The articles below are reproduced from the September 2006 issue of Autocar magazine

"What a fiasco! This new law on child booster seats for under 12s is a huge expense for young families and utterly unworkable. Am I expected to purchase extra booster chairs for my daughter's friends if I occasionally offer to pick them up? My 11-year-old daughter attends secondary school - she and I had assumed those embarrassing 'baby chair' days were behind us. But there was even worse news: my newly purchased chair won't fit in the third seating row of my Vauxhall Zafira. With my back row seating now redundant, this tax-collecting government is forcing me into a larger vehicle so that I can continue carrying my smaller passengers."

Kevin Pye
Hertfordshire

You're not the only one exasperated by this, Kevin. Here's hoping the car makers, seat designers and the Government ease our pain as soon as possible. See below for a possible solution to the problem.
 

Don't kid around with child seats

Two things happened this week that may be of life-or-death importance to your children. The UK's laws on child seats became much more precriptive, and a far-sighted engineer called Kevin Macliver took the wraps off a new multi-sprog range of child seats that he has been designing and developing for the past decade. They have the exciting potential to give your ordinary family traffic-jammer the kid capacity of an MPV, and save you a lot of money.

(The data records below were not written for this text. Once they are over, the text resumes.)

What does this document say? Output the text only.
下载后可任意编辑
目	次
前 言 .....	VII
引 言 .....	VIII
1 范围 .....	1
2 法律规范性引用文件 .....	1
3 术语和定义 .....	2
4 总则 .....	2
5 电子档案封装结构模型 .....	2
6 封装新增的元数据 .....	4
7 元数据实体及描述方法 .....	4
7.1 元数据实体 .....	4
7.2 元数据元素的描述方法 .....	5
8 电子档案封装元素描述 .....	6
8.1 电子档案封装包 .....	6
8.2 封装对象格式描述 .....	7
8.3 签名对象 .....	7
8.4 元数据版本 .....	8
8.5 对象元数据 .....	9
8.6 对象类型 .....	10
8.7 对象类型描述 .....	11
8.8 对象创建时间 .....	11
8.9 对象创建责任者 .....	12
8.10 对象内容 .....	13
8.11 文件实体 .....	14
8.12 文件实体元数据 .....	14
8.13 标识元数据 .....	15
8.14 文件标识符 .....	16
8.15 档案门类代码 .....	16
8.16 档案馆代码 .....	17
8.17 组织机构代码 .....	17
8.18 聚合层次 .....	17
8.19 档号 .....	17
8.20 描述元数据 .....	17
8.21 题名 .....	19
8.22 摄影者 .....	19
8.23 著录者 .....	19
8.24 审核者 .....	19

Sold under the brand Multimac, these seats accommodate children up to 11 years old, and Macliver's own engineering company has started making them in two, three and four-sprog versions, with optional rearward-facing facilities for infants. They're trimmed by the folk who also did the Mercedes SLR McLaren and look a treat, which they should for the £1000 they'll set you back.

Why do I care about this? For me, with sons 22 and 25 years old, the whole thing's irrelevant. Truth is, I found Kevin Macliver's focus and commitment compelling. He struck me as the epitome of the indomitable British engineer, a true Issigonis of child seats, who richly deserves to find the big-company contract he'd like.